In the end, the project I chose to take on for two weeks was Care and Community with French in Morocco. I chose this one for many reasons. I have an interest in French, I like Moroccan cuisine, I like to work with children. Above all, however, was the fact that my mum approved of it because it was closer to England than Peru (for example).

All the High School Specials (for those aged 15-18) would be for two weeks, you would stay with a host family, do your volunteering in the morning and afternoon, and there would usually be some sort of evening activity as well. Weekends would be off, with a special cultural trip. In my case it was to visit Chefchaouen - the blue pearl of Morocco.

If, like me, you chose to take a language course, you would replace the morning volunteering session with a languages lesson instead. Breakfast, lunch and dinner are all provided by the host families.

Four weeks before I left for my trip, I received my project details and the details about the family I would be staying with as well as basic geographical knowledge. I would be staying in a traditional Moroccan home, with two other volunteers, in the old part of Morocco’s capital city - the Medina of Rabat.

Setting of for the project was an anxiety-affair, particularly for my mother who took every precaution and more to ensure my safety. It was a flight late at night, with a fellow volunteer on the same flight as me. It was too dark to make anything out outside, after we landed. That night, I got somewhat acquainted with my host family - the entire extended family were there to greet me! Unfortunately, I was too tired to do much else, and I went to sleep almost immediately. But not before calling my mother for the third time, at least!

The next day, a Sunday, I was able to properly introduce myself to my host family, my French ability not being the best at the time did make things rather difficult though.
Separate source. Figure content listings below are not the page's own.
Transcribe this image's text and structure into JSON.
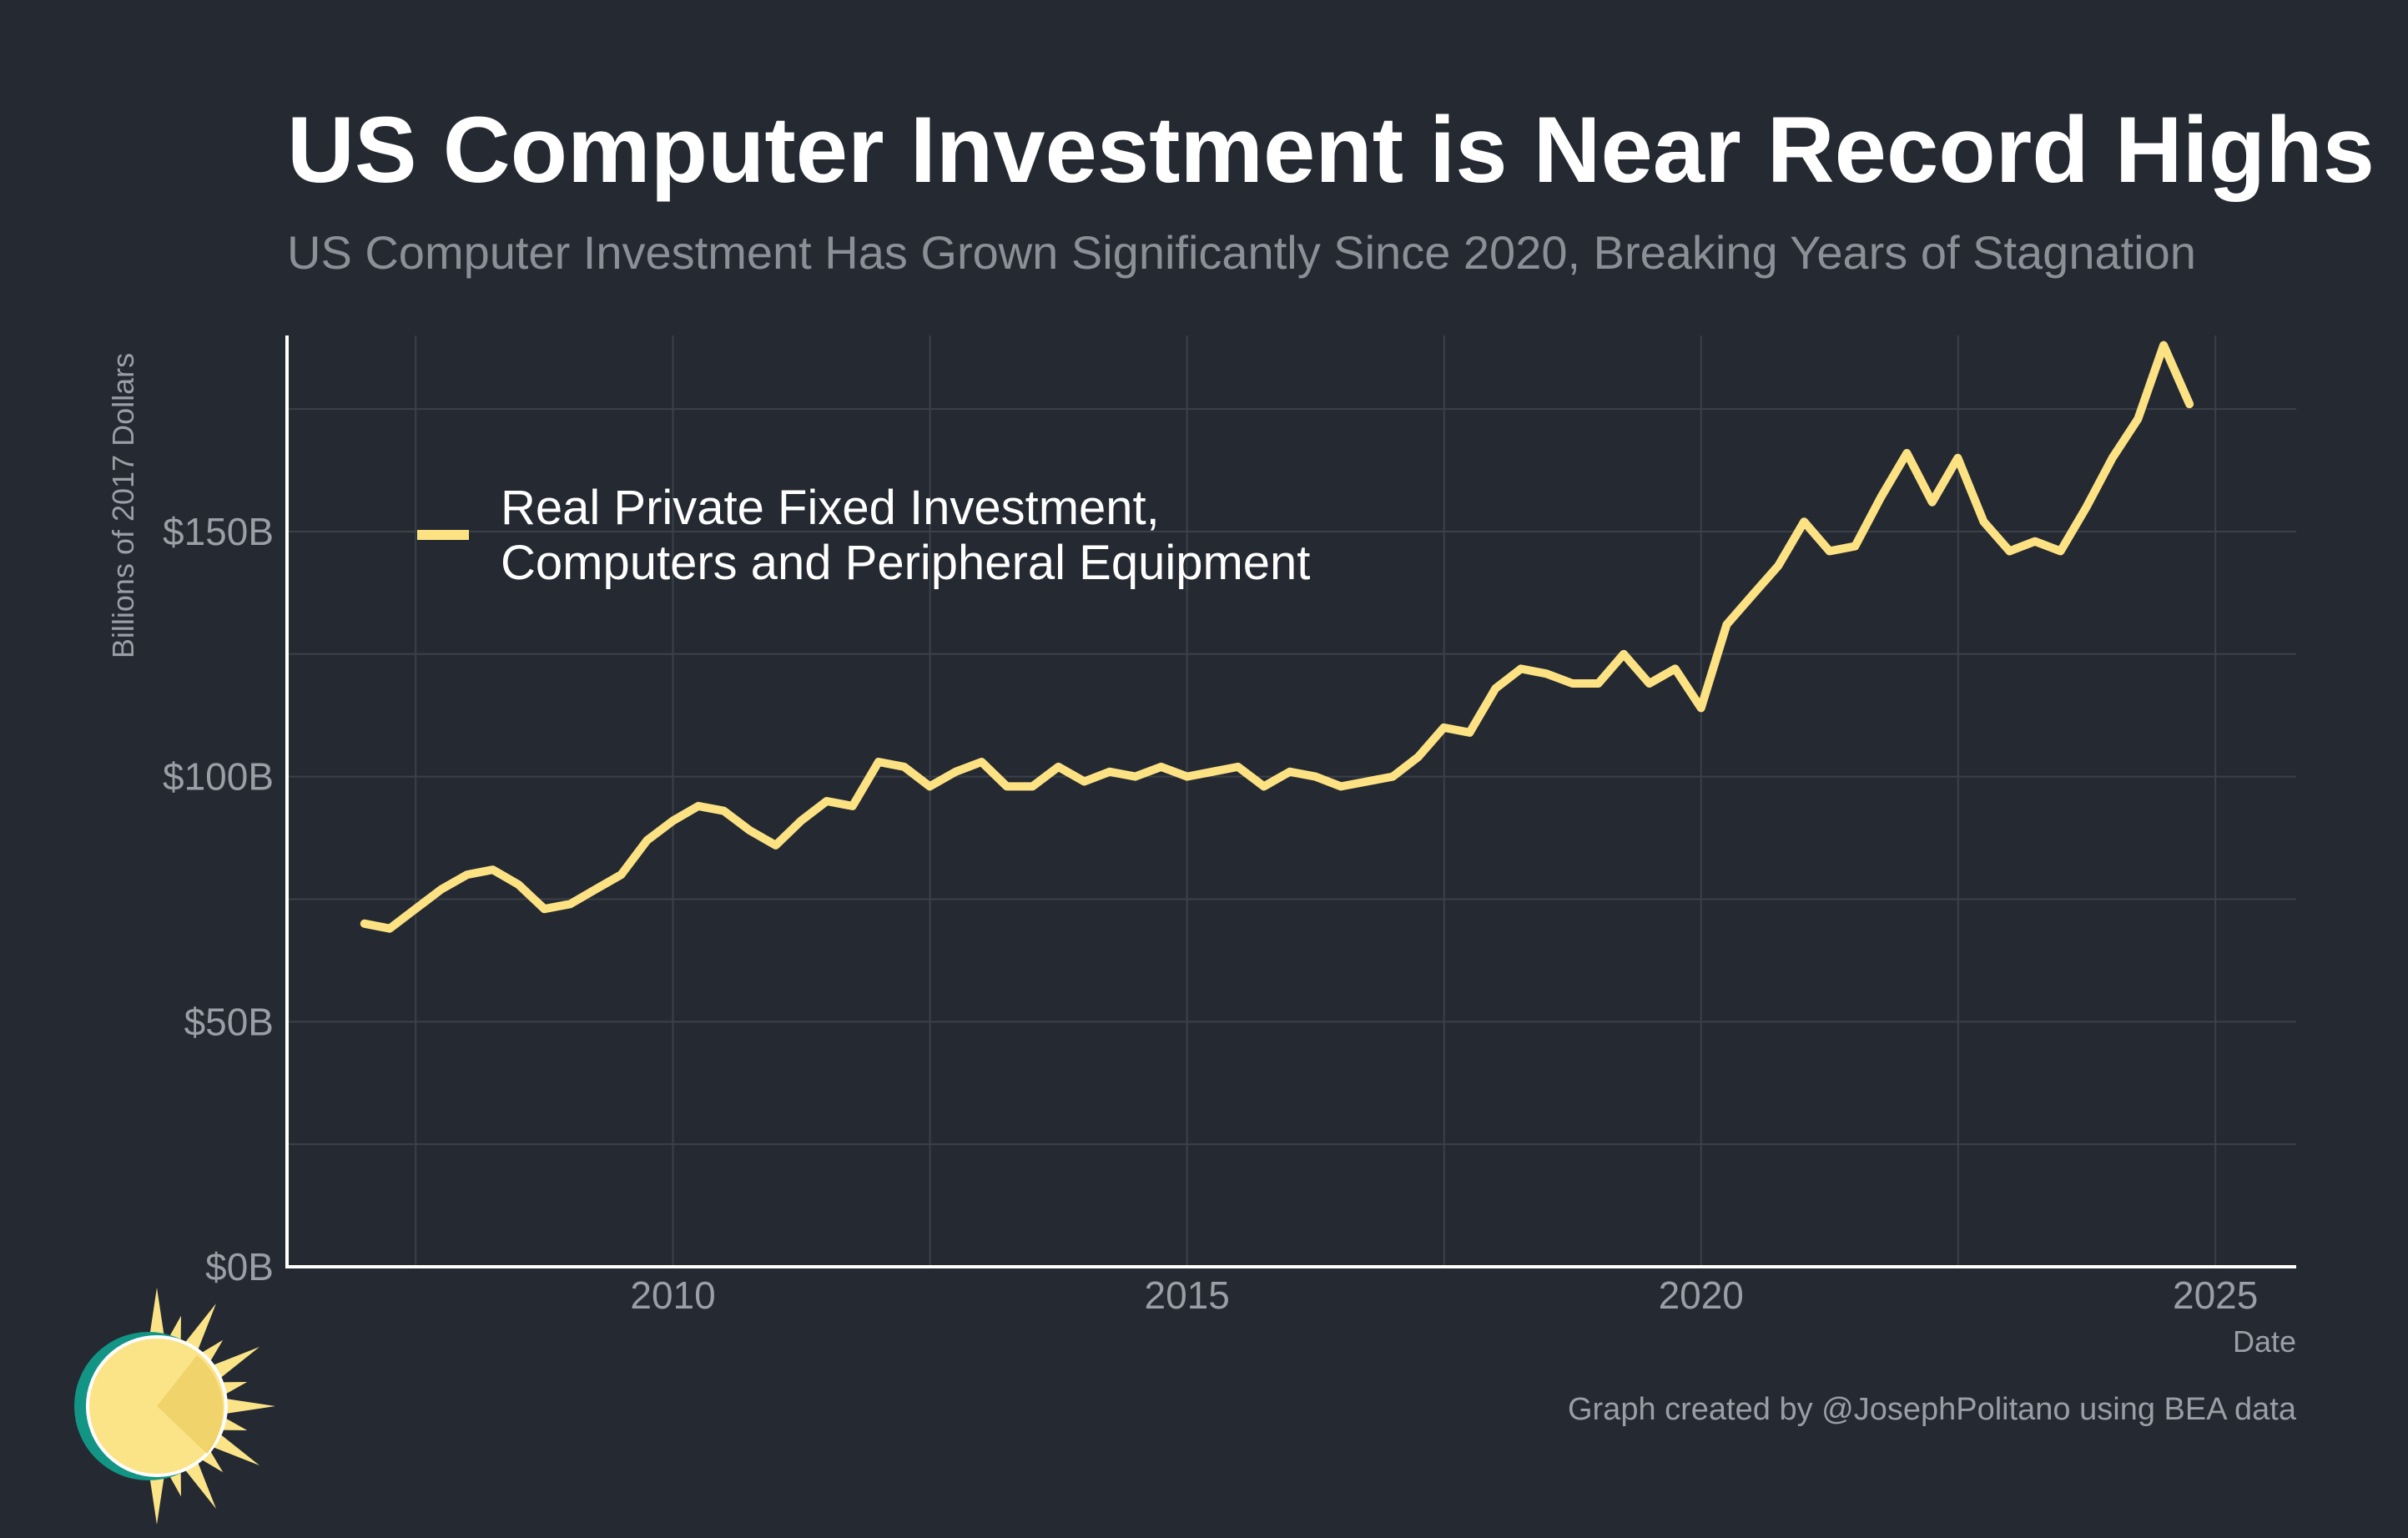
{
  "colors": {
    "background": "#252a32",
    "line": "#fde283",
    "grid": "#3b4049",
    "axis": "#ffffff",
    "logo_teal": "#139585",
    "logo_sun": "#fbe488"
  },
  "icons": {
    "logo": "sun-logo-icon"
  },
  "chart_data": {
    "type": "line",
    "title": "US Computer Investment is Near Record Highs",
    "subtitle": "US Computer Investment Has Grown Significantly Since 2020, Breaking Years of Stagnation",
    "xlabel": "Date",
    "ylabel": "Billions of 2017 Dollars",
    "xlim": [
      "2006-04-01",
      "2025-10-15"
    ],
    "ylim": [
      0,
      190
    ],
    "grid": true,
    "legend_position": "top-left",
    "x_ticks": [
      {
        "value": "2010-01-01",
        "label": "2010"
      },
      {
        "value": "2015-01-01",
        "label": "2015"
      },
      {
        "value": "2020-01-01",
        "label": "2020"
      },
      {
        "value": "2025-01-01",
        "label": "2025"
      }
    ],
    "y_ticks": [
      {
        "value": 0,
        "label": "$0B"
      },
      {
        "value": 50,
        "label": "$50B"
      },
      {
        "value": 100,
        "label": "$100B"
      },
      {
        "value": 150,
        "label": "$150B"
      }
    ],
    "series": [
      {
        "name": "Real Private Fixed Investment, Computers and Peripheral Equipment",
        "color": "#fde283",
        "x": [
          "2007-01-01",
          "2007-04-01",
          "2007-07-01",
          "2007-10-01",
          "2008-01-01",
          "2008-04-01",
          "2008-07-01",
          "2008-10-01",
          "2009-01-01",
          "2009-04-01",
          "2009-07-01",
          "2009-10-01",
          "2010-01-01",
          "2010-04-01",
          "2010-07-01",
          "2010-10-01",
          "2011-01-01",
          "2011-04-01",
          "2011-07-01",
          "2011-10-01",
          "2012-01-01",
          "2012-04-01",
          "2012-07-01",
          "2012-10-01",
          "2013-01-01",
          "2013-04-01",
          "2013-07-01",
          "2013-10-01",
          "2014-01-01",
          "2014-04-01",
          "2014-07-01",
          "2014-10-01",
          "2015-01-01",
          "2015-04-01",
          "2015-07-01",
          "2015-10-01",
          "2016-01-01",
          "2016-04-01",
          "2016-07-01",
          "2016-10-01",
          "2017-01-01",
          "2017-04-01",
          "2017-07-01",
          "2017-10-01",
          "2018-01-01",
          "2018-04-01",
          "2018-07-01",
          "2018-10-01",
          "2019-01-01",
          "2019-04-01",
          "2019-07-01",
          "2019-10-01",
          "2020-01-01",
          "2020-04-01",
          "2020-07-01",
          "2020-10-01",
          "2021-01-01",
          "2021-04-01",
          "2021-07-01",
          "2021-10-01",
          "2022-01-01",
          "2022-04-01",
          "2022-07-01",
          "2022-10-01",
          "2023-01-01",
          "2023-04-01",
          "2023-07-01",
          "2023-10-01",
          "2024-01-01",
          "2024-04-01",
          "2024-07-01",
          "2024-10-01"
        ],
        "y": [
          70,
          69,
          73,
          77,
          80,
          81,
          78,
          73,
          74,
          77,
          80,
          87,
          91,
          94,
          93,
          89,
          86,
          91,
          95,
          94,
          103,
          102,
          98,
          101,
          103,
          98,
          98,
          102,
          99,
          101,
          100,
          102,
          100,
          101,
          102,
          98,
          101,
          100,
          98,
          99,
          100,
          104,
          110,
          109,
          118,
          122,
          121,
          119,
          119,
          125,
          119,
          122,
          114,
          131,
          137,
          143,
          152,
          146,
          147,
          157,
          166,
          156,
          165,
          152,
          146,
          148,
          146,
          155,
          165,
          173,
          188,
          176
        ]
      }
    ]
  },
  "credit": "Graph created by @JosephPolitano using BEA data"
}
After one of the sweetest breakfasts I have ever had the pleasure of having (a pastry, a flatbread with honey and extremely sweet, but piping hot, Moroccan tea), one of the supervisors for our project came to collect me to meet the volunteers who had arrived as well as go on a tour of Rabat. After the tour had ended, I met my two roommates, and made quite the impression by injuring myself as soon as I introduced myself.

Once Monday arrived, I was ready to start the project. The three of us all took a language course, so we would spend the morning studying with our teachers. We went home for lunch, before being collected for our afternoon volunteering session.
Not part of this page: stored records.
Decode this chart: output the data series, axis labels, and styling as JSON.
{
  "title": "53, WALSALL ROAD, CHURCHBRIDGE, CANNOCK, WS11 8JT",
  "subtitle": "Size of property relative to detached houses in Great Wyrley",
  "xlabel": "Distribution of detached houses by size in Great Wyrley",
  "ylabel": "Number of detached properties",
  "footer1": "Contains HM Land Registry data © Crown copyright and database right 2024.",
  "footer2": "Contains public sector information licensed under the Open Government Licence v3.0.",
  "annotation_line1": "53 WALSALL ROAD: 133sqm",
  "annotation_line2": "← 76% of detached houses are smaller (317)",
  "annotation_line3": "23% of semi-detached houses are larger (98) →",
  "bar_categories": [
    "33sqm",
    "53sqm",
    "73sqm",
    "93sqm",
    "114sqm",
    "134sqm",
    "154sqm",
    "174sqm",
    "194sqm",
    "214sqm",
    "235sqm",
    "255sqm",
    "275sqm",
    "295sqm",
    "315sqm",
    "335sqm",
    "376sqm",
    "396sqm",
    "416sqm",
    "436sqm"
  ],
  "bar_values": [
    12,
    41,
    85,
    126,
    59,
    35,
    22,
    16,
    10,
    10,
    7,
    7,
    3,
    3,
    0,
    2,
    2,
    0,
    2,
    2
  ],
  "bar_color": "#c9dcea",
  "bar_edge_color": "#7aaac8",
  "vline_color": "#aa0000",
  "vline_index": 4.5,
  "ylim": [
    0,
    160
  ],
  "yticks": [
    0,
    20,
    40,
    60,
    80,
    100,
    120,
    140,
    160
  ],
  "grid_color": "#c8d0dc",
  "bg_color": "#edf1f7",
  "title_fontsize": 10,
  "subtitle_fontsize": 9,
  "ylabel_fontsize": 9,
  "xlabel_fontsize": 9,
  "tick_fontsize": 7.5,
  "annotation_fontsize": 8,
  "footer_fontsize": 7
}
It is here that I can say that, despite all the children we worked with come from disadvantaged background, they were some of the happiest, sweetest and brightest children I have ever met - and I have a 5 year old sister! I am honestly so glad that I took this opportunity, and that I was able to have what I hope is a positive effect on these children whom I only knew for two short weeks.

After finishing for the day at our placement, we would often have some sort of evening activity together - from visiting cafes to watch the World Cup together, to cooking and pottery. Each day brought a new cultural experience.

The overall experience was a complete and utter success. I made wonderful new friends, learnt about a completely new culture (for example, did you know that it is tradition to only eat couscous on Fridays?), improved my French, and just had the best time working with those children. This is something I would recommend with all my heart, and I, myself, would love to do it again.